Tuesday 08 November 2022

Professor Sarah Pedersen
A series of events take place in Aberdeen this month which shines the spotlight on women in the North East.

A team from Robert Gordon University’s School of Creative and Cultural Business have collaborated with the Being Human Festival to host a range of educational and inspiring events in the city centre.

This Saturday (12 November) at the Central Library local story-teller Jackie Ross will tell tales of some of the well-known, and less well-known, women of Aberdeen and the shire. The event is at 11am and aimed at 5–12-year-olds.

Later that day, also at the Central Library but from 2pm, a cast will work with award-winning playwright Alan Bissett to perform a table reading of his new play 'A Monstrous Regiment of Women', the story of Caroline Phillips, Aberdonian journalist and suffragette, and how the women of Aberdeen joined in the demand for 'Votes for Women!'.

The following Saturday will see two events take place at Cowdray Hall. From 10am ‘Bring Your Own Heritage’ will encourage people to share stories, documents and pictures relating to women in North East Scotland.

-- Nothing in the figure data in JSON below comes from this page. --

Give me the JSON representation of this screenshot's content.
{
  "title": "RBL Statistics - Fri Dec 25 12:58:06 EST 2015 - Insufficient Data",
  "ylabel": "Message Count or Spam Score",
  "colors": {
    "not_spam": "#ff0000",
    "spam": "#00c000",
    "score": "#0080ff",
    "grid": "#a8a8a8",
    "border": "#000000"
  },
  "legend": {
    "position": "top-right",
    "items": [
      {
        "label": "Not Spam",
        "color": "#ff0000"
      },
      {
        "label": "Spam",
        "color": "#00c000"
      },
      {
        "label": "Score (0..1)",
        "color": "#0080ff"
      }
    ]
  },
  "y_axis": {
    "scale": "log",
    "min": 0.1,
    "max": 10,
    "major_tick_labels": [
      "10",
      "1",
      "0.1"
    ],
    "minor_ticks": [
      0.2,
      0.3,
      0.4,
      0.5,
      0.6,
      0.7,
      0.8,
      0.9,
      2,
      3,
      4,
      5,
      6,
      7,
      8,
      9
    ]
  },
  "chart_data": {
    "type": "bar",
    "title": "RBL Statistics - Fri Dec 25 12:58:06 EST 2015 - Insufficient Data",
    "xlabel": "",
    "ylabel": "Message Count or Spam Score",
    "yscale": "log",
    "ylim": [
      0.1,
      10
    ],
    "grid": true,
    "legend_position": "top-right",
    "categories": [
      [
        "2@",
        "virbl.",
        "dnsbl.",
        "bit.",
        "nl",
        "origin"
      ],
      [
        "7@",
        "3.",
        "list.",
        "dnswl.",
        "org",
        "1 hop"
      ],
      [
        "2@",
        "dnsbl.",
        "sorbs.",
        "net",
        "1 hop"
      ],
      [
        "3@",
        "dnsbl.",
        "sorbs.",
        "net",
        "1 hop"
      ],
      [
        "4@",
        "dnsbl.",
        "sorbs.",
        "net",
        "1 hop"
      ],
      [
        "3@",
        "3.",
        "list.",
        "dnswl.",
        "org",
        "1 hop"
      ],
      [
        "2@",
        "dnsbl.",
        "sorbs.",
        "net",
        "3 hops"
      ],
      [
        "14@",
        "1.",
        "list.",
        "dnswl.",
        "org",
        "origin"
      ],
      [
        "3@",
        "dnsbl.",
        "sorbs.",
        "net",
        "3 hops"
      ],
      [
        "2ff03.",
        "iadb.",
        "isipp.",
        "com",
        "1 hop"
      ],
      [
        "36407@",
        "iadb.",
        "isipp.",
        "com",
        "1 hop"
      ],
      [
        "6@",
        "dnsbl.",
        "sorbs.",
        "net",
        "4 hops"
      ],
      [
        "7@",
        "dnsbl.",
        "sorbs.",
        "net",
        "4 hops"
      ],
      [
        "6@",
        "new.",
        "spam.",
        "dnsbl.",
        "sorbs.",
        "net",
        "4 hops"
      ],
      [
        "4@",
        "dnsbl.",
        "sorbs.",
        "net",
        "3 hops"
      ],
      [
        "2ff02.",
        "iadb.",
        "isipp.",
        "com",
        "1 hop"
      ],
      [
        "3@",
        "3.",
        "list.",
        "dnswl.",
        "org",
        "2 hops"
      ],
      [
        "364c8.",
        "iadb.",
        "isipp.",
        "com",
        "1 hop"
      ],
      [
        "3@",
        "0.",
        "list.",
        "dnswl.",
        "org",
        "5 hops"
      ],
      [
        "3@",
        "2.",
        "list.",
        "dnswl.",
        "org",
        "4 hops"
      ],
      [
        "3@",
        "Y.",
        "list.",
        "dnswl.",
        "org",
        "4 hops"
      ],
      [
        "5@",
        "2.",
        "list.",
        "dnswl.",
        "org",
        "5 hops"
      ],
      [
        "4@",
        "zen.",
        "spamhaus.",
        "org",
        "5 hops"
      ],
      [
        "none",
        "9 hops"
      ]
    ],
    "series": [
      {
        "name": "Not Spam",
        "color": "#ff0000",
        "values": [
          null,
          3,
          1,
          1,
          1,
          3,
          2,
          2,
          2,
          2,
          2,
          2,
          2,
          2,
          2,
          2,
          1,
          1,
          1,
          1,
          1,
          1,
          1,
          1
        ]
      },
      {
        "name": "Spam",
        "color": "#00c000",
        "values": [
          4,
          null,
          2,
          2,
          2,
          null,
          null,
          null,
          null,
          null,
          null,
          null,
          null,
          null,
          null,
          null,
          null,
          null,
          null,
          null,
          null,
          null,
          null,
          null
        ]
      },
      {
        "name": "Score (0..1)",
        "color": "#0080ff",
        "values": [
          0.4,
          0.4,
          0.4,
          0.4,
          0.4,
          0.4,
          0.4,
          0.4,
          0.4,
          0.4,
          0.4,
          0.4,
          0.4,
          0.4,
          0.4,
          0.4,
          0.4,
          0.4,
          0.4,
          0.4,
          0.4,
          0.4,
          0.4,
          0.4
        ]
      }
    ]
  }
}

This will precede a husting at 2pm which will coincide with the launch of Quinepedia, a digital biographical dictionary focused on celebrating local quines stimulated by the lack of memorials to any women other than Queen Victoria in Aberdeen.

The online platform aims to contribute to and expand debate around this topic, and alongside the husting, will allow public engagement with wider questions about civic and female commemoration.

This final event will also include a launch of a ‘Soundscape of North East Women’s Voices’, a collation of female voices talking about women from the area who inspire them.

Professor Sarah Pedersen is working alongside fellow RGU colleagues Professor Peter Reid and Dr Rachael Ironside on the project.

She said: “Quinepedia is an exciting new crowd-sourced collection that aims to celebrate women of North-East Scotland. I am very much looking forward to all the events scheduled for this month and debating the question of who deserves civic commemoration in Aberdeen and the shire.”

Being Human Festival is the UK’s national festival of the humanities, taking place 10–19 November 2022. Led by the School of Advanced Study, University of London, with generous support from Research England, in partnership with the Arts and Humanities Research Council and the British Academy. For further information please see beinghumanfestival.org.

Funding was also gratefully received from the RGU Foundation which kickstarted the Quinepedia project. Tickets for this Saturday’s events are free and can be reserved via the Aberdeen City Library website.